This issue of High Country News departs from our usual fare - it's still devoted to news and to truth, but of a different variety. News, not of mining and drilling and public policy, but of thought-provoking books and of authors well worth getting to know. Truth, not as found in facts and statistics, but the more layered reality revealed by personal experience and reflection.
The essays and articles in this issue are signposts of a sort, markers to help us triangulate on the complex, chaotic place we call the West.

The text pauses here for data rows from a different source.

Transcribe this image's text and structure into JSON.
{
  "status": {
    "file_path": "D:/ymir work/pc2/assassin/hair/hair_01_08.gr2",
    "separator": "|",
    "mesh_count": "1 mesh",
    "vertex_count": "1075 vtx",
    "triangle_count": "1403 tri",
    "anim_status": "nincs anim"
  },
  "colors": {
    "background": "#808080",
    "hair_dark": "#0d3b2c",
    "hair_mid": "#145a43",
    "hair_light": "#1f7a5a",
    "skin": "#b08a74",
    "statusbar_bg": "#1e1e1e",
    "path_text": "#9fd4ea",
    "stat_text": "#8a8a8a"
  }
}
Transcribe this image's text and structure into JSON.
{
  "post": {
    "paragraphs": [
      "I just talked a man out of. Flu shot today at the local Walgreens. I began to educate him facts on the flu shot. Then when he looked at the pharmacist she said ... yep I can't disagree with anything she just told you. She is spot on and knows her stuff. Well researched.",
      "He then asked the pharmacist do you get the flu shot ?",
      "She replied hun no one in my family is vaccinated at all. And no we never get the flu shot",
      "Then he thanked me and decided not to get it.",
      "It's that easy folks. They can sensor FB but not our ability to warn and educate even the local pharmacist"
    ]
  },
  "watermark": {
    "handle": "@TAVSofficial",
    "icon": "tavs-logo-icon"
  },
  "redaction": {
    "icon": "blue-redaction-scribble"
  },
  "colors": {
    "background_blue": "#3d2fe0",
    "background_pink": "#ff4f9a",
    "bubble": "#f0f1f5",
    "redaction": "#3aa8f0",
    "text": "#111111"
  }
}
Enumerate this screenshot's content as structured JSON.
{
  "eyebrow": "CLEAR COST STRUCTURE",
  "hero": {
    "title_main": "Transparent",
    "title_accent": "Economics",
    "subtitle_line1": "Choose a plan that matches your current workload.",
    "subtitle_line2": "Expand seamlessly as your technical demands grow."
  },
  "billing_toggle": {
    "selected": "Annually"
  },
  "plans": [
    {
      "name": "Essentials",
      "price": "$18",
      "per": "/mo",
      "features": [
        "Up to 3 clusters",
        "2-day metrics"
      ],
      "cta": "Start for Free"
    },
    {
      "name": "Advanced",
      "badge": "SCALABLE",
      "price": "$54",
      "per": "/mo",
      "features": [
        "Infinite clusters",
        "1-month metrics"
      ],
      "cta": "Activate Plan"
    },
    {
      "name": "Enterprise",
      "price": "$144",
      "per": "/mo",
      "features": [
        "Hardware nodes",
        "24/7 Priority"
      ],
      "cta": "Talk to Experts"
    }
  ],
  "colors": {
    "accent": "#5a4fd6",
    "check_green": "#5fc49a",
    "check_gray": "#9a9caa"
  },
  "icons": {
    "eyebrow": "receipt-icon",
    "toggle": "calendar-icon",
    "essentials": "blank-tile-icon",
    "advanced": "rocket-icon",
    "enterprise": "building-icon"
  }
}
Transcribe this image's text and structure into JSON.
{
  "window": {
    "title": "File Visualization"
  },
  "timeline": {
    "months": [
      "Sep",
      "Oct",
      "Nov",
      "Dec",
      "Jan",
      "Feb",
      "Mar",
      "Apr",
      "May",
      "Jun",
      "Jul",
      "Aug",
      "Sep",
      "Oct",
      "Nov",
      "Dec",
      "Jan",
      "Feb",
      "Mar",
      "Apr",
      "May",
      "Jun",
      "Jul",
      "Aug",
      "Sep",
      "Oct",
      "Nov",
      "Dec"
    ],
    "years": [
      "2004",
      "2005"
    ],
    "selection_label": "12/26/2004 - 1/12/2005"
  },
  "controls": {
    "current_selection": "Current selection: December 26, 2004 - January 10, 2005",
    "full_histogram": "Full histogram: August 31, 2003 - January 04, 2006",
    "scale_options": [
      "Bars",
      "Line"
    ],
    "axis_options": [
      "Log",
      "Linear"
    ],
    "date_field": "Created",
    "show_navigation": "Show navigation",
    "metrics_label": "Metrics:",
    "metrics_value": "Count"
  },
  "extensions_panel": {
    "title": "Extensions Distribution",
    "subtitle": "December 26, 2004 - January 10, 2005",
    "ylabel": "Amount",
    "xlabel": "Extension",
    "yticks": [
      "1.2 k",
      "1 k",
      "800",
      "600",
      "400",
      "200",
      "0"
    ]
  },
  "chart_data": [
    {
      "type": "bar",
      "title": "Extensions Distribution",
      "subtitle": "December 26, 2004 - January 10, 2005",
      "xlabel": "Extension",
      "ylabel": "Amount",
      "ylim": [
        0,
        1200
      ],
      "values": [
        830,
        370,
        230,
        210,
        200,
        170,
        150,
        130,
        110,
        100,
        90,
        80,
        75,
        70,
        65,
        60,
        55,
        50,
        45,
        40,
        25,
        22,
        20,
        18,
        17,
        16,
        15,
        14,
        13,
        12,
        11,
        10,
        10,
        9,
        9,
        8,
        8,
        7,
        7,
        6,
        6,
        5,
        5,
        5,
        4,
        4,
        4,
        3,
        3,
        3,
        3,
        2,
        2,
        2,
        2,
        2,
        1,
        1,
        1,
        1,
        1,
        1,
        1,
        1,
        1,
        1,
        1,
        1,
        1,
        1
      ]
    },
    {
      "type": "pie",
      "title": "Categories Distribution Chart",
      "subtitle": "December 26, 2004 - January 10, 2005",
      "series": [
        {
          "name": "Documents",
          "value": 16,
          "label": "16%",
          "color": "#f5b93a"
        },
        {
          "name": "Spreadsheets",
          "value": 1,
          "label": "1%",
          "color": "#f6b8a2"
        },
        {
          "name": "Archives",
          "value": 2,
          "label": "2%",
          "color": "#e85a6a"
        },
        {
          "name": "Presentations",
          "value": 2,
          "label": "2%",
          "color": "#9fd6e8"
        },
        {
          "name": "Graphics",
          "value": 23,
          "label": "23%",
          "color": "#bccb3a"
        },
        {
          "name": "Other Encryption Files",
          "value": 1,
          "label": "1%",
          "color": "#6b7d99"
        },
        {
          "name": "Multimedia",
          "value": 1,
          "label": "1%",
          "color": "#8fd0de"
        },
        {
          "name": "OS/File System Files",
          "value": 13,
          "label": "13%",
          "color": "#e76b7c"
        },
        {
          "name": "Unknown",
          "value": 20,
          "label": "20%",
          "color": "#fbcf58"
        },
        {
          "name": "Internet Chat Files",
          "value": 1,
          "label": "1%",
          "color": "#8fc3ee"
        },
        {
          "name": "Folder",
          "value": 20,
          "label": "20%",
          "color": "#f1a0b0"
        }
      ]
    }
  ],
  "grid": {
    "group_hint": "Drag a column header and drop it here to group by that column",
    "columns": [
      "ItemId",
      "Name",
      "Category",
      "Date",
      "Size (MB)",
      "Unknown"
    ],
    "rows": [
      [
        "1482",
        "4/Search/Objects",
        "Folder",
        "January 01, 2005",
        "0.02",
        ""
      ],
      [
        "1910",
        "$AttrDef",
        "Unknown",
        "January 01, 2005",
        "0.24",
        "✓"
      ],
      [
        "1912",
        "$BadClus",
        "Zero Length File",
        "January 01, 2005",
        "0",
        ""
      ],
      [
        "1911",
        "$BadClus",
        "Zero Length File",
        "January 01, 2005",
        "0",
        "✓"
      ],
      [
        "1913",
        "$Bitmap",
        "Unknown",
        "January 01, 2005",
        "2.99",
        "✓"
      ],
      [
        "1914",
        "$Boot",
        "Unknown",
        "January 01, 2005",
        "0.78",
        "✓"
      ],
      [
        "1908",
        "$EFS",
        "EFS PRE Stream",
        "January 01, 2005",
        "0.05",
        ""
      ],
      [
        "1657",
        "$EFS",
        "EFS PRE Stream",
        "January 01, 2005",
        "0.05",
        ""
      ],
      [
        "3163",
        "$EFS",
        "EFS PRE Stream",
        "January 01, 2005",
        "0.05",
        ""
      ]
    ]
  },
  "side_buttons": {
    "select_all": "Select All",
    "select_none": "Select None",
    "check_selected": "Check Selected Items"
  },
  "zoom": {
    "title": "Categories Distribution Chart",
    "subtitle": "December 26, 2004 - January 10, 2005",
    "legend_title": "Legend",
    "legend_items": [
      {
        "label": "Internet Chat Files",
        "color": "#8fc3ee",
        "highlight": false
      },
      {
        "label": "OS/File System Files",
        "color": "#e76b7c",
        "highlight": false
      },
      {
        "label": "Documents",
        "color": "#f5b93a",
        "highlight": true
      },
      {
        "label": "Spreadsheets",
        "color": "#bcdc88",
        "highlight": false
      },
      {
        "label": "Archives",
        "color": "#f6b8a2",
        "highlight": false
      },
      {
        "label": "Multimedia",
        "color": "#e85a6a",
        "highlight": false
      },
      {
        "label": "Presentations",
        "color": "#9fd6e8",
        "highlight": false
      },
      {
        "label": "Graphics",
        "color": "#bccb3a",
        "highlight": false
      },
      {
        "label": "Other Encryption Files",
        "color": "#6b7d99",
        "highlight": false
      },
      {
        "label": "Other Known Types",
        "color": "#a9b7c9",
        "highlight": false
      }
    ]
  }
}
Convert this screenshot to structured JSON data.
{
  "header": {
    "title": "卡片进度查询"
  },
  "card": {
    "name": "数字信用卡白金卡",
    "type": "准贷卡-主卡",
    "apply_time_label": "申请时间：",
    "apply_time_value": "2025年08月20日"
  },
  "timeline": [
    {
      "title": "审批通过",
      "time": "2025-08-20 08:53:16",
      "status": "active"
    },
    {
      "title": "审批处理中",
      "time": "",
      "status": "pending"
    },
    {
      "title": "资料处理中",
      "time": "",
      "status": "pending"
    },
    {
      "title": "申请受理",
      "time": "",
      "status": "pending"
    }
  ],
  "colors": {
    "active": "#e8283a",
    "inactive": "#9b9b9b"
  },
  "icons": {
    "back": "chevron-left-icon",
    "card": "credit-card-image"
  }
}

Through these stories, we may learn a little more about ourselves as Westerners, about the places we build today and the sometimes harrowing past of this land - and perhaps we'll glimpse a future worth creating.
Portland author David Oates takes us from a Sierra Nevada campsite to a plaza in France and a square in Venice, examining the essential qualities we look for in spaces public and private - the particular things that make a place feel like home. Further insights on being at home in the West come from historian Rebecca Solnit, interviewed by Laura Paskus. Peter Chilson, who teaches literature at Washington State, finds similarities in the histories of West Africa and the American West, both "large and sunlit lands" ravaged by conquest.
Tales of hitchhiking across the region's empty spaces, relayed by contributing editor Michelle Nijhuis, expose our secret loneliness and offer a chance to redeem ourselves through human connection. They also show us the essential quirkiness of Westerners: Hitchhiker Dev Carey is picked up by a driver who says that as a child he was diagnosed as having only half a brain. The doctor told him it was a very dangerous condition and the thing to do was not to think.
Oddly enough, I can relate to that. Last fall, I started having constant headaches. They worsened to the point that I could hardly eat, let alone think. A doctor finally figured out what was wrong: While I did still have a whole brain, it was a quart low; the fluid that normally cushions the brain was mysteriously leaking out. While I lay immobile in the hospital for a week, depressed and bored, a dear friend came to read to me. She brought her son's latest favorite, the fantasy Inkheart by Cornelia Funke. In the book, reading aloud literally brings characters to life - the villain escapes the pages of his own story and wreaks havoc in the heroine's world. In much the same way, my friend's voice wove a refuge for me, a distant land I could escape into. Perhaps the voices in this issue of HCN will do something similar for you, giving you a window into other parts of the world and the West.